Personal information
- Full name: Dmytro Viktorovych Penteleychuk
- Date of birth: 9 August 2000 (age 25)
- Place of birth: Chernivtsi, Ukraine
- Height: 1.80 m (5 ft 11 in)
- Position: Left midfielder

Team information
- Current team: Tomasovia Tomaszów Lubelski

Youth career
- 2013–2015: Bukovyna Chernivtsi
- 2015–2017: UFK Lviv

Senior career*
- Years: Team / Apps / (Gls)
- 2017–2018: Veres Rivne / 0 / (0)
- 2018–2022: Lviv / 2 / (0)
- 2021–2022: → Vovchansk (loan) / 18 / (2)
- 2022–2024: Mariupol / 50 / (7)
- 2025: Kulykiv-Bilka / 3 / (0)
- 2026–: Tomasovia Tomaszów Lubelski / 0 / (0)

= Dmytro Penteleychuk =

Ukrainian footballer

Dmytro Viktorovych Penteleychuk (Дмитро Вікторович Пентелейчук; born 9 August 2000) is a Ukrainian professional footballer who plays as a left midfielder for IV liga Lublin club Tomasovia Tomaszów Lubelski.

==Career==
Penteleychuk is a product of the Bukovyna and UFK Lviv youth sportive schools.

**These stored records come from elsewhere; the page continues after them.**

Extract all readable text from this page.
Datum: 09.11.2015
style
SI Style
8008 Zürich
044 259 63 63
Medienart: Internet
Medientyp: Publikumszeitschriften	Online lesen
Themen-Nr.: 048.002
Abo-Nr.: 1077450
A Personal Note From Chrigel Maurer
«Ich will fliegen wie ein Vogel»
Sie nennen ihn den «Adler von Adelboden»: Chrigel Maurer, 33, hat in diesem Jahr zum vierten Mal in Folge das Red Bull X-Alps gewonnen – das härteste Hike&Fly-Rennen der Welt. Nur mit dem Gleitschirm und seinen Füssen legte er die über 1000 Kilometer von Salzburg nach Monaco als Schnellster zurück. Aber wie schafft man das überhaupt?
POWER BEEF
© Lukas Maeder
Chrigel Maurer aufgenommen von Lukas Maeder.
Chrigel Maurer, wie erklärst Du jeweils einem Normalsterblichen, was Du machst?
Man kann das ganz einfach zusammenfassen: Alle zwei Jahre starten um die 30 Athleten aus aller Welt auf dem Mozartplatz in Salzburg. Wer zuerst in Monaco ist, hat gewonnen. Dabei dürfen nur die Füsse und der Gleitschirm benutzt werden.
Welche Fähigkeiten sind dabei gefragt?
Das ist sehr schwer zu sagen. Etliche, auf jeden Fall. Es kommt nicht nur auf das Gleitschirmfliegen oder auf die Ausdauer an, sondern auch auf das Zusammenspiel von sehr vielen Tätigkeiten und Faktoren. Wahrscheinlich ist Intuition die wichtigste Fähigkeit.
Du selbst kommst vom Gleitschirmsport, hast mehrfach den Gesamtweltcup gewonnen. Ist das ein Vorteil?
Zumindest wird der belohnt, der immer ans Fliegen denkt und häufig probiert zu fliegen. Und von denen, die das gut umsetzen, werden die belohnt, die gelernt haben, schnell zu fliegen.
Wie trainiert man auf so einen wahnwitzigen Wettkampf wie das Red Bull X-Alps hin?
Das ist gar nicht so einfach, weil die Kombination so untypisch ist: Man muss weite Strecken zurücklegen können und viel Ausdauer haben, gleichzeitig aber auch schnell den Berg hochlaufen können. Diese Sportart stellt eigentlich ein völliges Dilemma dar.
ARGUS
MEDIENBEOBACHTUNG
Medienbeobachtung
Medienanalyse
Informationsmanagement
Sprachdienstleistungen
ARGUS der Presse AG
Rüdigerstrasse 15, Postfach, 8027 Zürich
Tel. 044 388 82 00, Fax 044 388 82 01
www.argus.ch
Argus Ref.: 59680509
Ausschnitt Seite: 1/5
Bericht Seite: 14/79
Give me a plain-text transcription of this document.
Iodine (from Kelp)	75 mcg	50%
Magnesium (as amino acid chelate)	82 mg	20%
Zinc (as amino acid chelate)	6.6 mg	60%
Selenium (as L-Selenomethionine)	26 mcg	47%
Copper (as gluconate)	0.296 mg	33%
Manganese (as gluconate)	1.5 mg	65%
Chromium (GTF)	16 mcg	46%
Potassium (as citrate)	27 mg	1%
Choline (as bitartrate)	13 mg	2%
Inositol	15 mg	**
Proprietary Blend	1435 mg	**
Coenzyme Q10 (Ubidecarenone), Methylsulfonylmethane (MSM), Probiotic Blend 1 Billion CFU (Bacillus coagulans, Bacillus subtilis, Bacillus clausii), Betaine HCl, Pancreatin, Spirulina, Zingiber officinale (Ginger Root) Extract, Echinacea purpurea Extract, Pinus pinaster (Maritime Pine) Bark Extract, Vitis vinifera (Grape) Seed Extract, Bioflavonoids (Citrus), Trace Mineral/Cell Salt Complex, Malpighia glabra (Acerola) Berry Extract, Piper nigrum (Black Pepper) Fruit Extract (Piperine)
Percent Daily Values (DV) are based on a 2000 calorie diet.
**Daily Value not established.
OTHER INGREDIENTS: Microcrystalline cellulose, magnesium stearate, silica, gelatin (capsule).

He played for Veres and Lviv in the Ukrainian Premier League Reserves and in January 2019 Penteleychuk was promoted to the senior squad of the last team. He made his debut in the Ukrainian Premier League for Lviv on 22 May 2019, playing in a draw match against FC Zorya Luhansk.